Embeddings

Vector Embeddings

https://www.pinecone.io/learn/what-is-similarity-search/

Searching over structured data that is easy we can use Data structures for it like Binary tress / arrays (sorted order) and also things like hashset. This was done in internet 2.0 , sql , mysql , mongodb these leveraged it so well

Now for unstructured data we need something that represents more deeper concept / representation of the data

Using sentence-transformers (and models like Word2Vec , BERT model)

  • So in the bert model we train it using the [CLS] token / prefix, we take the trained model and then extract this token embedding.
  • And in word2vec model, we use cbow and skip-gram that depend on the proximity of similar words

Terminologies : IndexPQ ( product quantizers ) , IndexIVFPQ ( Inverted File with Product Quantization )

Given a query vector and multiple value vectors, we need to search a relevant query that is called as a nearest neighbors search

Popular methods to use these are:

  1. kNN ( k Nearest Neighbors ) : To find k nearest ones we need to get check similarity with all the vectors so that is ineffient its takes O(n) time
  2. aNN ( approximately nearest neighbors ) : To avoid this exhaustive search we use this ANN , the point here is we are ready to sacrifice on some of the nearest ones to get the speed at scale. This is done using Index structure

ANN ( Approximately Nearest Neighbors )

https://mccormickml.com/2017/10/13/product-quantizer-tutorial-part-1/

Compression

So lets say we have 50k images each embedded in 1024 dims and we divided it to 8 x 50k x 128 vectors so it all becomes image

K Means Clustering

So in short , first we randomly initialise few centroids and then assign each vector its nearest centroid point then take the mean of assigned vector and change the centroid vector. This is done repeatedly till they stop moving much

Q) What if one centroid has more vector assigned to it ? A) We can keep a limit those anyways, once a vector is assigned a centroid and total assigned values to that centroid is less than (possible_vectors / no. of centroids) then we will take it else discard it

Then we replace those vectors assigned to there custer vector so we reduced from 50k to 256 and each subvector ( 128 size ) is assigned a cluster id from (0-255) and we have 8 subvectors created from a single vector ( 1024 / 128 ) so now a vector of size 1024 is represented in size 8

Things used in current VectorDB for RAG

Inverted File Index ( IVF )

https://mccormickml.com/2017/10/22/product-quantizer-tutorial-part-2/

In this we first cluster all the vector using k-mean-clustering into k clusters , so each cluster has a centroid , so at query time we match with all the centroids and take few clusters ( lets say - 10 ) and search from vectors within those

Goal: Reduce the number of vectors to compare → faster search. Problem : Still the vectors inside are high dimensional so memory explodes

Product Quantizer

Then for each vector get residual (r = x-c) out from its centroid so everything is now centered around zero ( for all the vectors ) then create subvectors and codebook as done in the compression stage for ANN use it to create a global codebook so each vector inside the cluster is now represented in the codebook codes and its a common dictionary made for all the codes this part helps to reduce memory footprints

so once a cluster is selected, we calculate the residual value from it, then create a codebook id for that particular query’s residual vector, so this way converted the vector to codebook.
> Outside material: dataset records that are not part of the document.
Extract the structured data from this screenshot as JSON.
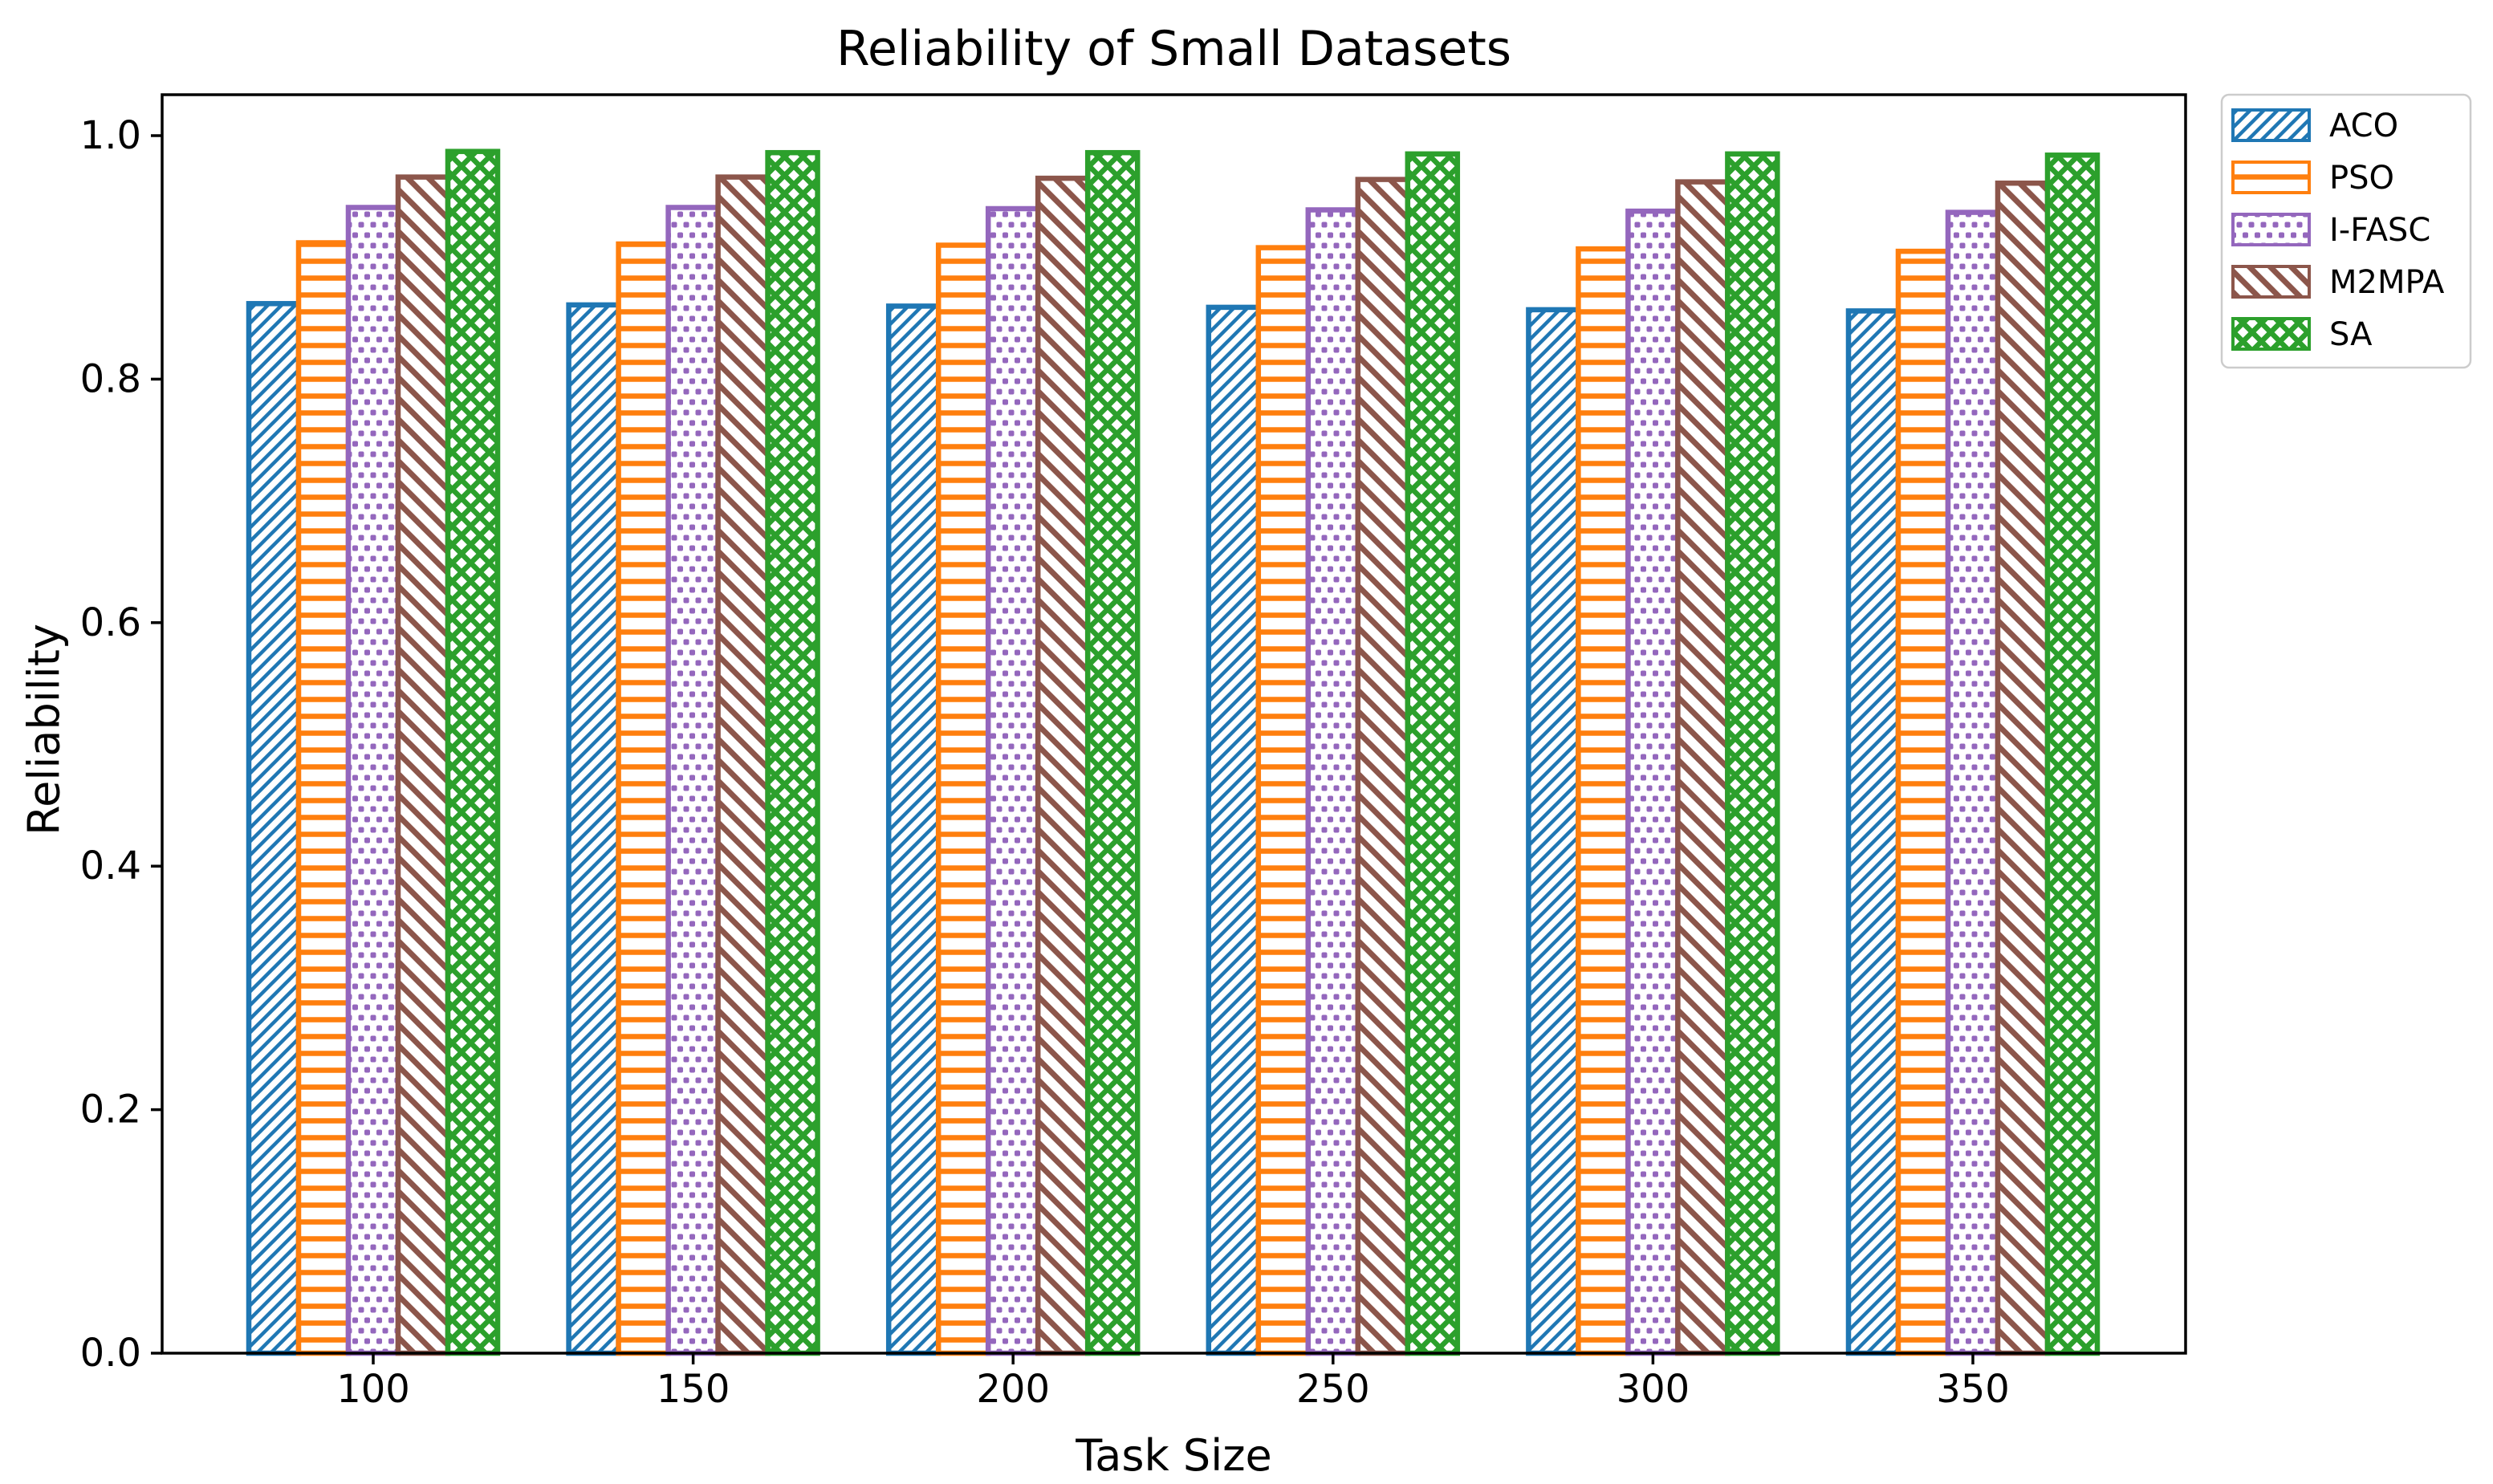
{
  "chart_data": {
    "type": "bar",
    "title": "Reliability of Small Datasets",
    "xlabel": "Task Size",
    "ylabel": "Reliability",
    "categories": [
      "100",
      "150",
      "200",
      "250",
      "300",
      "350"
    ],
    "xtick_values": [
      100,
      150,
      200,
      250,
      300,
      350
    ],
    "series": [
      {
        "name": "ACO",
        "color": "#1f77b4",
        "hatch": "//",
        "values": [
          0.862,
          0.861,
          0.86,
          0.859,
          0.857,
          0.856
        ]
      },
      {
        "name": "PSO",
        "color": "#ff7f0e",
        "hatch": "-",
        "values": [
          0.912,
          0.911,
          0.91,
          0.908,
          0.907,
          0.905
        ]
      },
      {
        "name": "I-FASC",
        "color": "#9467bd",
        "hatch": "..",
        "values": [
          0.941,
          0.941,
          0.94,
          0.939,
          0.938,
          0.937
        ]
      },
      {
        "name": "M2MPA",
        "color": "#8c564b",
        "hatch": "\\\\",
        "values": [
          0.966,
          0.966,
          0.965,
          0.964,
          0.962,
          0.961
        ]
      },
      {
        "name": "SA",
        "color": "#2ca02c",
        "hatch": "xx",
        "values": [
          0.987,
          0.986,
          0.986,
          0.985,
          0.985,
          0.984
        ]
      }
    ],
    "yticks": [
      "0.0",
      "0.2",
      "0.4",
      "0.6",
      "0.8",
      "1.0"
    ],
    "ylim": [
      0.0,
      1.034
    ],
    "grid": false,
    "legend": {
      "position": "outside-upper-right",
      "labels": [
        "ACO",
        "PSO",
        "I-FASC",
        "M2MPA",
        "SA"
      ]
    },
    "bar_fill": "#ffffff",
    "axis_color": "#000000",
    "legend_border_color": "#cccccc"
  }
}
A similar process is done for all the datapoints also that is we convert them to code book and then 8bit codebook search is done in that cluster compared to 32 bit search so that reduces memory time.

GraphRAG

Implemented this paper : https://arxiv.org/pdf/2404.16130 image

Questions to ask ?

  1. How is graphRAG different from RAG ?
    RAG limitations : its good for QA / Summarization tasks but when it comes to multi-hop reasoning , Relational linkages across documents and Indirect relations between documents it fails miserably there
    On the other hand , GraphRAG is good for extracting relations between documents , so retrieval is not just by embedding similarity but also via graph traversal / multi-hop paths to gather context. So the main step in this is the community detection step , more better the connection between communities more better the answer and we rely on entity extraction to do that part (if similar entities then they will get connected in the community detection step)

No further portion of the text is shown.